Dramatisasi ternyata menjadi bumbu yang bisa menjual bagi siapa pun yang menginginkan hiburan. Cerita nyata jika tidak ada bumbu hanya dianggap 'biasa saja'.
Tetangga saya, beberapa hari lalu dijemput Ambulans dan Polisi karena dinyatakan positif Covid-19. Tentu saja, semuanya menyaksikan bagaimana penjemputan itu menjadi hal yang "dramatis" buat kami warga kampung. Ditambah, ada orang yang merekam kejadian waktu itu dan menyebarkannya lewat jejaring pesan berantai.
Ramailah sudah desa kami dimana sebelumnya keadaannya "baik-baik saja". Pandemi itu bukan lagi berita di TV tapi fakta di depan mata kami. Namun, drama itu hanya terjadi dalam sehari. Besoknya, kami beraktifitas seperti sedia kala. Kekalutan atau kekhawatiran itu sudah tidak ada lagi. Protokol kesehatan? Ah, sudah lupa.
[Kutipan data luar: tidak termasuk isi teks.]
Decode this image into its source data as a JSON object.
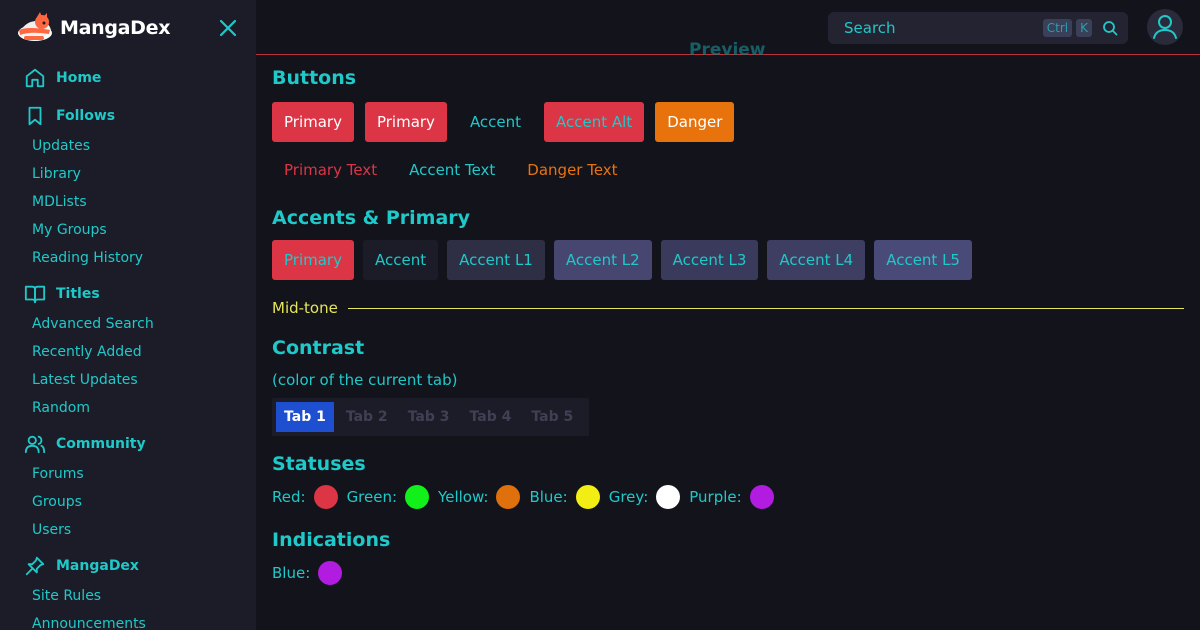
{
  "brand": {
    "name": "MangaDex"
  },
  "sidebar": {
    "sections": [
      {
        "label": "Home",
        "icon": "home-icon",
        "items": []
      },
      {
        "label": "Follows",
        "icon": "bookmark-icon",
        "items": [
          "Updates",
          "Library",
          "MDLists",
          "My Groups",
          "Reading History"
        ]
      },
      {
        "label": "Titles",
        "icon": "book-open-icon",
        "items": [
          "Advanced Search",
          "Recently Added",
          "Latest Updates",
          "Random"
        ]
      },
      {
        "label": "Community",
        "icon": "users-icon",
        "items": [
          "Forums",
          "Groups",
          "Users"
        ]
      },
      {
        "label": "MangaDex",
        "icon": "pin-icon",
        "items": [
          "Site Rules",
          "Announcements"
        ]
      }
    ]
  },
  "header": {
    "search_placeholder": "Search",
    "shortcut_ctrl": "Ctrl",
    "shortcut_key": "K",
    "faded_title": "Preview"
  },
  "buttons": {
    "heading": "Buttons",
    "filled": [
      {
        "label": "Primary",
        "bg": "#dc3545",
        "color": "#ffffff"
      },
      {
        "label": "Primary",
        "bg": "#dc3545",
        "color": "#ffffff"
      },
      {
        "label": "Accent",
        "bg": "transparent",
        "color": "#1fc9c9"
      },
      {
        "label": "Accent Alt",
        "bg": "#dc3545",
        "color": "#1fc9c9"
      },
      {
        "label": "Danger",
        "bg": "#e8730d",
        "color": "#ffffff"
      }
    ],
    "text": [
      {
        "label": "Primary Text",
        "color": "#dc3545"
      },
      {
        "label": "Accent Text",
        "color": "#1fc9c9"
      },
      {
        "label": "Danger Text",
        "color": "#e8730d"
      }
    ]
  },
  "accents": {
    "heading": "Accents & Primary",
    "items": [
      {
        "label": "Primary",
        "bg": "#dc3545"
      },
      {
        "label": "Accent",
        "bg": "#1c1c28"
      },
      {
        "label": "Accent L1",
        "bg": "#2e2e44"
      },
      {
        "label": "Accent L2",
        "bg": "#464670"
      },
      {
        "label": "Accent L3",
        "bg": "#3a3a5c"
      },
      {
        "label": "Accent L4",
        "bg": "#3e3e62"
      },
      {
        "label": "Accent L5",
        "bg": "#4a4a78"
      }
    ]
  },
  "midtone": {
    "label": "Mid-tone"
  },
  "contrast": {
    "heading": "Contrast",
    "subtitle": "(color of the current tab)",
    "tabs": [
      "Tab 1",
      "Tab 2",
      "Tab 3",
      "Tab 4",
      "Tab 5"
    ],
    "active_tab": 0
  },
  "statuses": {
    "heading": "Statuses",
    "items": [
      {
        "label": "Red:",
        "color": "#dc3545"
      },
      {
        "label": "Green:",
        "color": "#12f01a"
      },
      {
        "label": "Yellow:",
        "color": "#e0700c"
      },
      {
        "label": "Blue:",
        "color": "#f2ee14"
      },
      {
        "label": "Grey:",
        "color": "#ffffff"
      },
      {
        "label": "Purple:",
        "color": "#b11ce0"
      }
    ]
  },
  "indications": {
    "heading": "Indications",
    "items": [
      {
        "label": "Blue:",
        "color": "#b11ce0"
      }
    ]
  },
  "colors": {
    "accent": "#1fc9c9",
    "sidebar_bg": "#1c1c28",
    "page_bg": "#13131b"
  }
}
Dramatisasi pandemi mulai saya mengerti. Bahwa benar Covid itu ada, saya mempercayainya. Tapi, bagaimana mengolah informasi tentangnya, wajar dong jika saya mencurigai. Dramatisasi bukannya membuat kami semakin mawas diri justru malah mempertanyakan kebenaran informasi.
Adalagi informasi tentang FPI dan Polisi yang sedang berkonfrontasi. Mereka mempertontonkan drama yang sulit saya mengerti. Manakah informasi yang benar dan mana yang sekedar opini? Saya tidak tahu.
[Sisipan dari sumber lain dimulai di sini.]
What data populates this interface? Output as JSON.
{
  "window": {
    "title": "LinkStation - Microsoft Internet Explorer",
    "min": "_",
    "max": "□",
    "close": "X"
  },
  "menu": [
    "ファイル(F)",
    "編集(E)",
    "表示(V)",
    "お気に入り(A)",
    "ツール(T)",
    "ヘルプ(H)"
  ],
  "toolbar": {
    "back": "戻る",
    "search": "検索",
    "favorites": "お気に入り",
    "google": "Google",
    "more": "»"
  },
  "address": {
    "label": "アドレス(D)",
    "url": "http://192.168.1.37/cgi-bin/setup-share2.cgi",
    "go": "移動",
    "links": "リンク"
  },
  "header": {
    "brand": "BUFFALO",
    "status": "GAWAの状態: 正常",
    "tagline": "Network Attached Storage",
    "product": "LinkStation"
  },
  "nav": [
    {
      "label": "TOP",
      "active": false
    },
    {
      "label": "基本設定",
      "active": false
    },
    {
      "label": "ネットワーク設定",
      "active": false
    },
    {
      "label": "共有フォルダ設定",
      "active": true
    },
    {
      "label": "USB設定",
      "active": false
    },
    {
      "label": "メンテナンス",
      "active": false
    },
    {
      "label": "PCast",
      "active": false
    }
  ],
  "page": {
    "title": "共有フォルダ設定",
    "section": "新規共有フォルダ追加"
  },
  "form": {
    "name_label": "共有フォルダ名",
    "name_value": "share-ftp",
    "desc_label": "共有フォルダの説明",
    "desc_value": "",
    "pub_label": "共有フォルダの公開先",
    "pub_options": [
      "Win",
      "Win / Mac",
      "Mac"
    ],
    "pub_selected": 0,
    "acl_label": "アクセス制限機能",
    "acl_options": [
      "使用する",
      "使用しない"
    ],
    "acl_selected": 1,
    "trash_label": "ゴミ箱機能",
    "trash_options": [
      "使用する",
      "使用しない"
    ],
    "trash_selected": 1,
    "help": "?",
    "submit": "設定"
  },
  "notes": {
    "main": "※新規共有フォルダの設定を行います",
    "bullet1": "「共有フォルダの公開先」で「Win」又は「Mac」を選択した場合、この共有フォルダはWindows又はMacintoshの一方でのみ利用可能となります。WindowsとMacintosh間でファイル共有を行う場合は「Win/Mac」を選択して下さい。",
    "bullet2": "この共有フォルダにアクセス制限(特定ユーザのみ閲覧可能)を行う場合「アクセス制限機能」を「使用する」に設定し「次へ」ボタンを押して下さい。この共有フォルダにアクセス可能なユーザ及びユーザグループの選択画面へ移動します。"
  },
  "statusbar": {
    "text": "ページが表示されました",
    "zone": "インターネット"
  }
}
Di televisi, drama itu tidak terlalu berbeda dengan drama yang disuguhkan sinetron. Kalau saya sedang menonton  sinetron di satu chanel dan dipindahkan ke chanel lain, rasanya sama. Dramatis. Bedanya, yang satu fiksi dan satunya lagi non-fiksi.
Media memang pintar mendramatisir keadaan. Berita kriminal dan penembakan terduga kejahatan sering ditayangkan, tapi berita penembakan anggota FPI begitu menyita perhatian. Kami kebingungan, mana antagonis dan mana yang protagonis.
Saya yakin, drama FPI dan Polisi ini akan tayang dalam episode yang bergelombang. Selama penonton suka, drama akan terus disajikan. Dan, jika penonton jenuh maka tayangan akan dihilangkan.
Dramatisasi tetap menjadi andalan untuk mengalihkan perhatian. Apakah berita itu penting buat kami? Penyaji tidak terlalu peduli.
***
Saya justru mengkhawatirkan efek negatif dramatisasi keadaan. Akan ada 2 kutub yang berlawanan. Sebagaimana tetangga saya, ada yang semakin percaya malah ketakutan pada si Covid tetapi ada juga yang semakin menganggapnya biasa saja. Pikirnya, tidak ada yang luar biasa dari pandemi yang menghebohkan dunia.